桐朋学園大学音楽学部卒業、バークリー音楽大学卒業。日本屈指のジャズ・ビッグバンド、「角田健一ビッグバンド」のリーダー。自らトロンボーンを操り、作曲・編曲で活躍する。常に高い音楽性を目指す活動は日本のビッグバンドの新境地を開拓したと高い評価を得ている。吹奏楽の分野でも編曲やクリニックなど活発に活動を繰り広げている。それぞれの吹奏楽団の実力を的確に見極め、その演奏の魅力を最大限に引き出していく統率力。「さすがはバンド・リーダー!」とうならせる指導を見せてくれる。
「なんてきれいな楽器なんだろう」とサックスを吹き始めたのは13歳のとき。東京芸術大学卒業。バークリー音楽院卒業後、1年半、同校の講師を務める。その後ニューヨークに活動拠点を移し、デューク・エリントン楽団やチャールズ・ミンガスなど名だたるジャズ・ミュージシャンたちと競演。1979年には名門ライオネル・ハンプトン楽団にコンサートマスターとして迎えられた。氏の指導の特徴は、高い音楽性に裏打ちされているにもかかわらず、常に「笑い声」が耐えないこと。音楽に詳しくなくてもその楽しい練習風景に引き込まれていく。
福岡県福岡市出身。中学時代にブラスバンドに入部。高校ではフルート吹いていたが、渡辺貞夫氏に影響を受けアルトサックスに転向した。日本大学芸術学部に在学中からソロ・サックス・プレイヤーとして活動する傍ら、学生ビッグバンドに参加。1977年にTHE SQUARE(現T-SQUARE)に加入、1978年にプロデビューを飾って以来、バンドのフロント・プレイヤーとして活躍。近年は吹奏楽とのつながりも深く、シエナ・ウィンド・オーケストラとの競演や、母校の吹奏楽部の演奏会にもゲスト出演している。ヒット曲「宝島」と「オーメンズ・オブ・ラブ」はいまや吹奏楽定番の人気曲として親しまれている。
今回の「響け!みんなの吹奏楽」は、岡山県倉敷市で活動する団員平均年齢30歳という若さあふれる市民バンド「倉敷アカデミックウインズ」を応援する。
1992年6月、地元の楽器店に集まる音楽愛好家5人が自分たちの楽団を作ろうと友人・知己に声を掛けて発足。当初、吹奏楽経験・未経験問わず20人のメンバーが集まり活動を開始した。現在の団員は60人。クラシック系の楽曲を中心に、年一回の定期演奏会と吹奏楽コンクール、訪問演奏活動を行っている。
折しも今年は地元のランドマーク、瀬戸大橋が開通して20周年。2月10日の定期演奏会では、これを記念して、例年以上に意義ある演奏会にしようと、四国・香川県側にある吹奏楽団に呼びかけ、合同演奏を行うことになった。
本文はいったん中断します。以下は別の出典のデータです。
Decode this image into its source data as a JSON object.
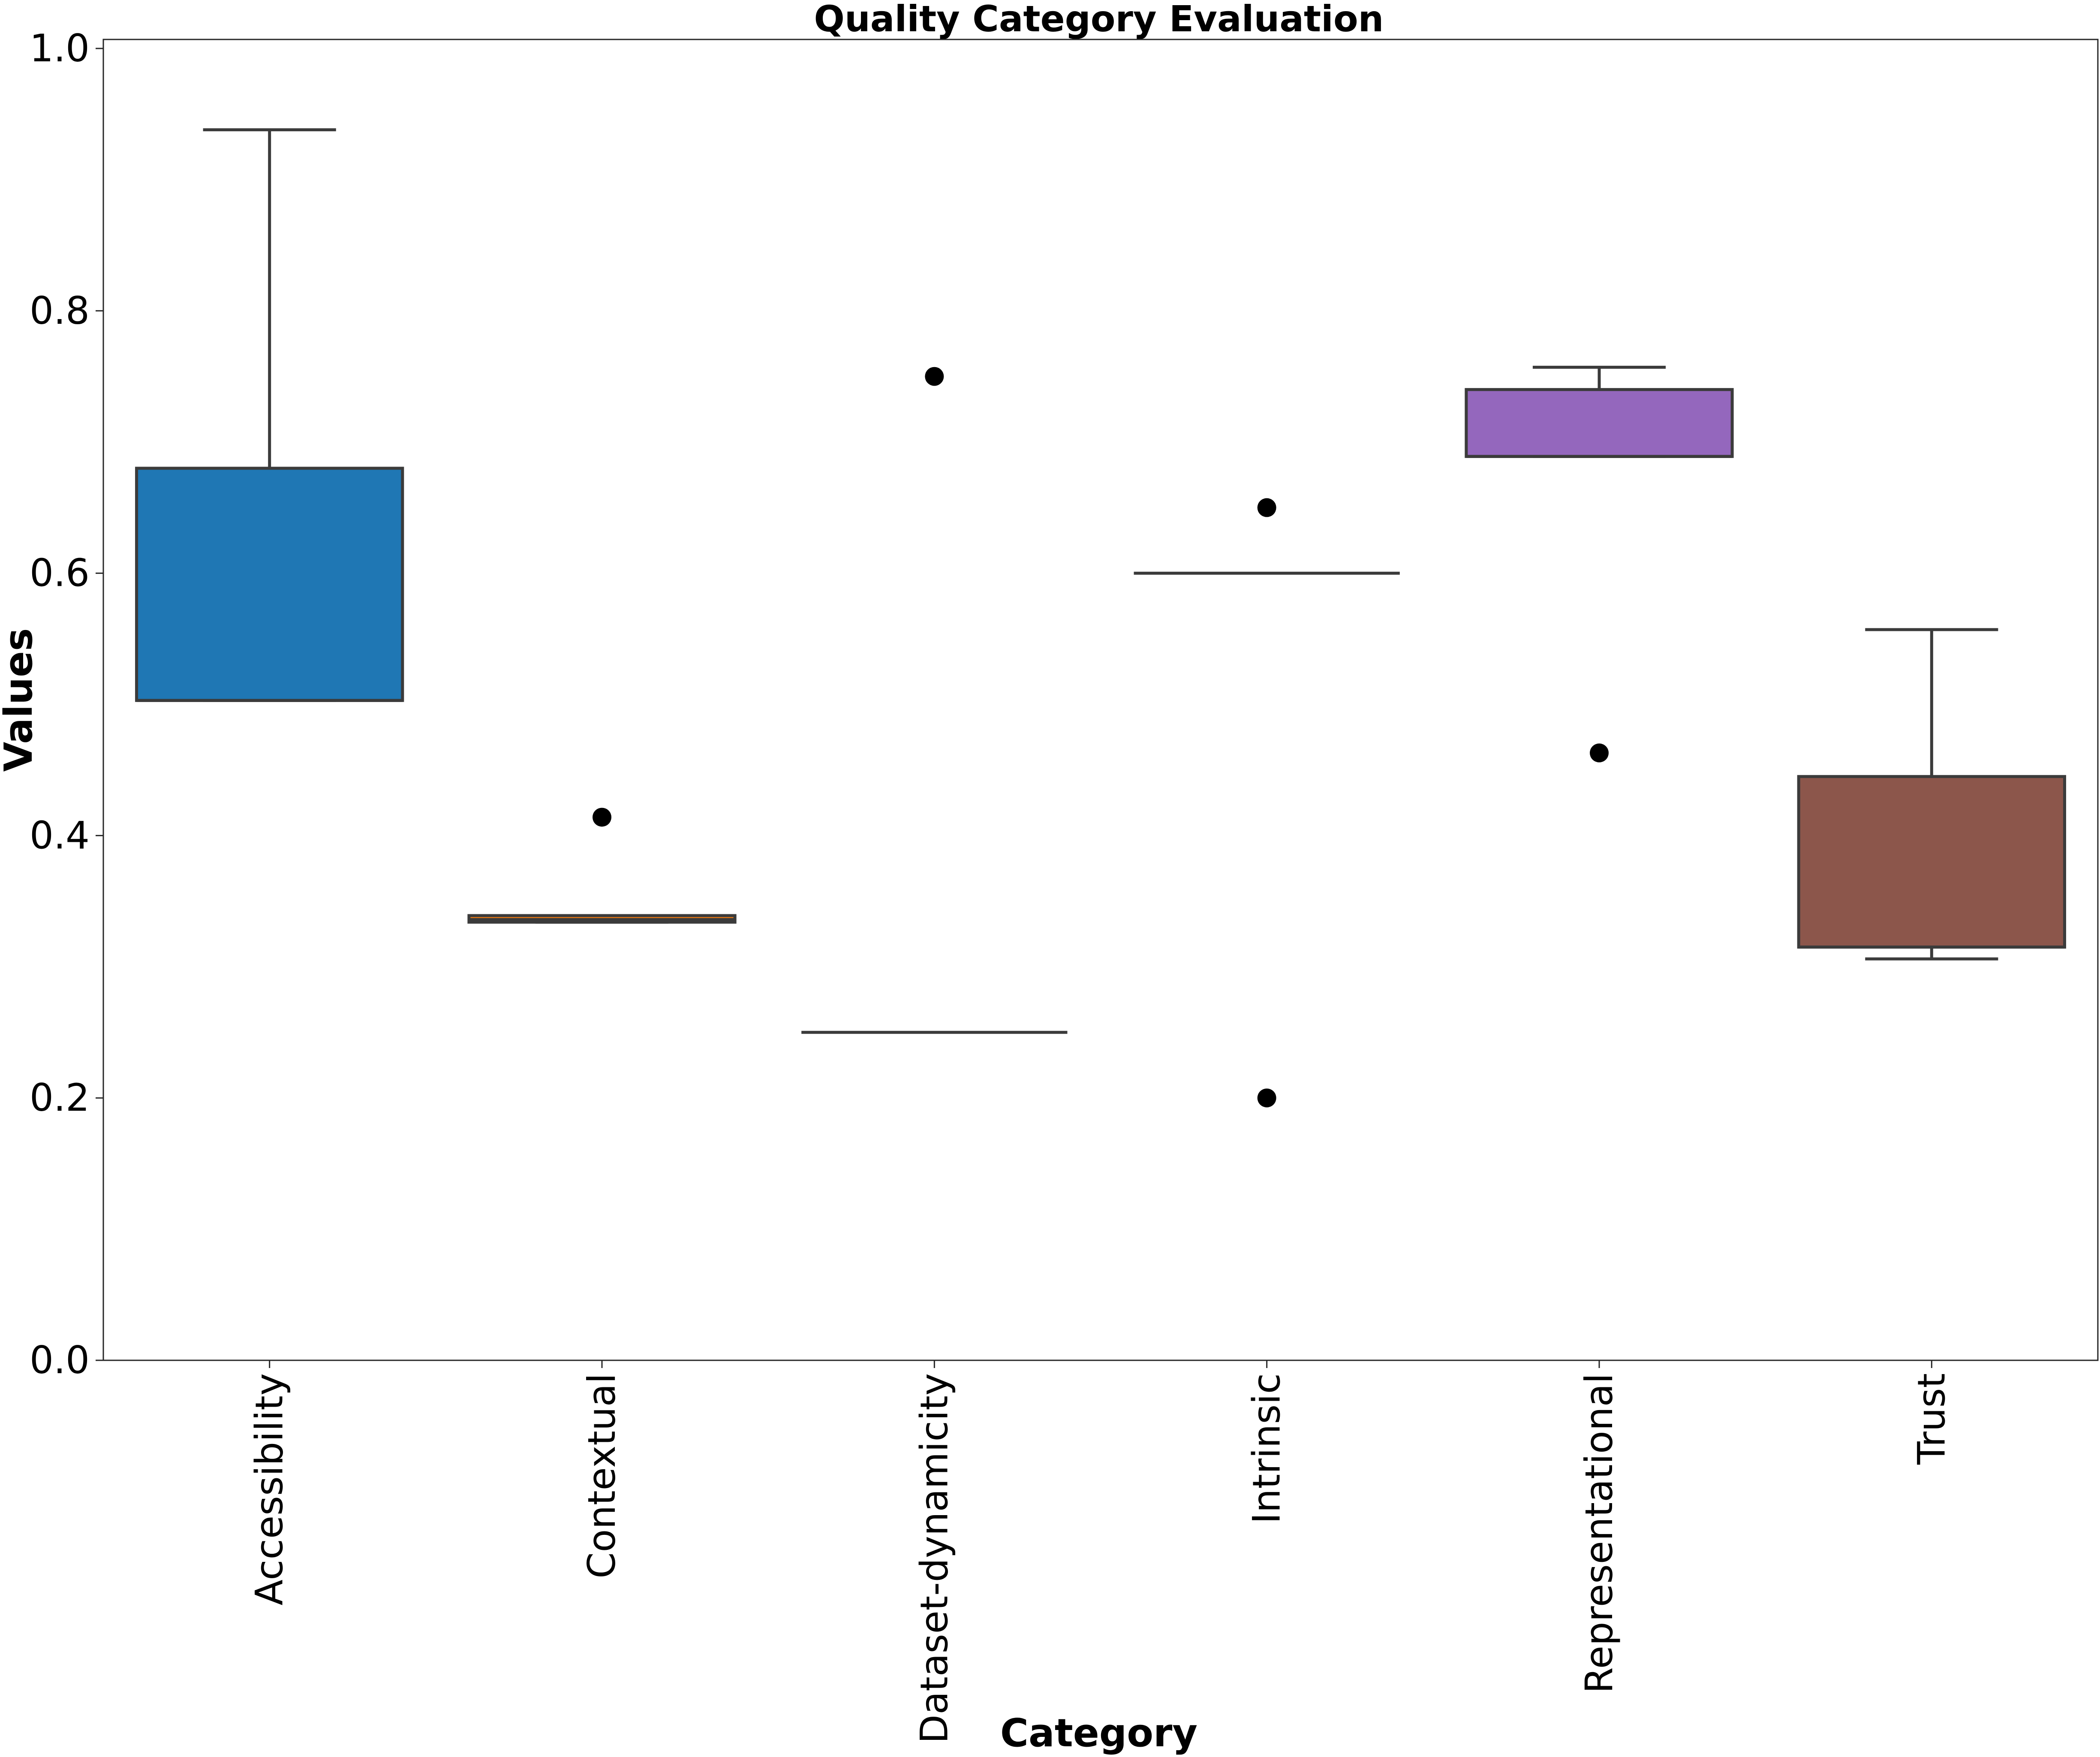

参加するのは、対岸四国、香川県丸亀市にある「シンフォニックウインズKAGAWA」、「綾歌吹奏楽団」と三豊市にある「吹奏楽団WEST」の混成メンバー50人。意外にも瀬戸大橋が開通して以来、合同演奏会はお互い初めての試みとなる。倉敷、香川側ともお互い初顔合わせのメンバー。総勢110人もの大楽団による演奏となるだけに、ふだんではできないようなスケールの大きい演奏を繰り広げたいとすこぶる意気軒昂だ。
そんな彼らを応援するのはサックスプレイヤー、MALTA。110人ものメンバーをどのように、率いていくのか。メンバーひとりひとりの心に、瀬戸大橋に負けないような「音楽の架け橋」を構築してもらいたい、とMALTAの熱血指導が始まる。